Well, not really. A lot of people have been asking me if France is safe lately (except for my parents, who now know better, after years of experience with sensationalist media reports). The answer is yes.
Just today, the government gave final approval to a new law that prohibits people from hiding their faces in public (with a few exceptions, such as upcoming Halloween parties, if any). The main purpose of the law is to prohibit Muslim and/or Arab women from hiding their faces in public. The public and government perception of this practice is that it represents an unacceptable form of oppression of women, and so the hope is that by outlawing it, men who attempt to restrict the freedoms of their female relatives will be forced to relent, at least a little bit, and at least in public.
The reality is that almost nobody in France hides her face. Even though about six percent of the population is Muslim, most Muslims are no more religious than most Christians or Jews, and don't observe elaborate restrictions on attire. Not only that, but the practice of hiding the face is only common in certain Muslim countries, and isn't actually required by Islam itself (which only counsels modesty, not specific items of attire). What this means is that there are perhaps 1000-2000 women in France who conceal their faces out of Muslim or Arab tradition, while the rest do not. This also means that the law will have very little practical effect, since hardly any women hide their faces, anyway. But it is an important symbolic gesture, for better or for worse.
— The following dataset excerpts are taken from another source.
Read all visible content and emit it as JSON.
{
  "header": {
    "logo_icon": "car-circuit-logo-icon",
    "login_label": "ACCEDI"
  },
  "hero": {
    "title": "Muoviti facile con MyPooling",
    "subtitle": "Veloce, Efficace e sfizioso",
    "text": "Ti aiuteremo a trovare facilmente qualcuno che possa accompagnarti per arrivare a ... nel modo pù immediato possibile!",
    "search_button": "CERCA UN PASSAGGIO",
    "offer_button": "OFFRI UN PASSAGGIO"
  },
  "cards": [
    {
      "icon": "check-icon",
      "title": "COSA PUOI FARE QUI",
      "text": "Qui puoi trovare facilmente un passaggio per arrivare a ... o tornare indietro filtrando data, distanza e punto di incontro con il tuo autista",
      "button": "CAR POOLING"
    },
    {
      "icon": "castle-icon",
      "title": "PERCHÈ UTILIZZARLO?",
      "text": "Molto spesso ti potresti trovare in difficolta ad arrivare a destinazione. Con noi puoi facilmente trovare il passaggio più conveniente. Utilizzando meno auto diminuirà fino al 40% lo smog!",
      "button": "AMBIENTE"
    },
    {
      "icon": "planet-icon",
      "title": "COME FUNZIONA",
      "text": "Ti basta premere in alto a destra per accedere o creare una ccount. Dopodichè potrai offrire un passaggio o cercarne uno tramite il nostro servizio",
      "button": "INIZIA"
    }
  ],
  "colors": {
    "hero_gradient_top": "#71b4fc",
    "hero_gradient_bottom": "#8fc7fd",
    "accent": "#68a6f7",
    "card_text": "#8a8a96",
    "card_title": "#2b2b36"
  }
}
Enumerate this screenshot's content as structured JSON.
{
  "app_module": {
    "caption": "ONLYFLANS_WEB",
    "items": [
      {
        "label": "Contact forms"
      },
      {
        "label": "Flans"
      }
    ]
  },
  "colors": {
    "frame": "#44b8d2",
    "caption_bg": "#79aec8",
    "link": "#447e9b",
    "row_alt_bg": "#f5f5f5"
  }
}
The law provides that women (or actually anyone) hiding their faces in public will have to pay a fine. It also provides, however, that men who compel their female spouses or relatives to conceal themselves in this way can be sentenced to pay a huge fine and even serve jail time. Here again, the idea is to prevent a general oppression of women from taking hold in France.
I can't agree with a law that dictates how people should dress in public, although I understand the motivation behind the law. The great majority of people in France favor it, although quite a few have the same reservations that I do. We'll see how it works out—it will take effect next year. Since so few women conceal their faces, anyway, there probably won't be many prosecutions … although a few women have been deliberately flaunting the future law to get media attention (such as one who was thrown out of the audience of a courtroom recently because she refused to reveal her face).
Anyway, this new law has angered a very small number of chronically angry males who believe that women are property, not human beings, and this has led to various acts of rebellion, the most visible of which being several phoned-in bomb scares at places around the city. In September, the Eiffel Tower was evacuated twice after someone phoned in bomb threats (no bombs were found). The government feels that the risk of protest actions, violent or otherwise, is elevated right now because of these angry young males. I'm sure in time the kiddies will settle down—people like them are always fuming about something, for anger is their nature.
As for actual “terrorist” actions, well, there have been none. Life goes on as usual. This does not prevent media outlets from making mountains out of molehills, nor does it prevent the band of cowards at the U. S. State Department from issuing travel advisories for Europe. But even the State Department merely said that travelers should be vigilant … not that they should stay at home and hide under their beds, although there are probably a few who will do that.
My parents know better now, as I've said, so they no longer send urgent e-mails or telephone messages asking if I'm still alive. And I have to admit that living in a big city that is so often in the news, and seeing the gigantic gulf that separates media reports from reality, has taught me to be extremely wary of anything the news media say about anything in the world. In fact, I simply don't watch the news; I long ago learned that you don't really miss anything by skipping the news, and life seems a lot more pleasant when you aren't constantly hearing doom and gloom reports from “around the world in thirty minutes.”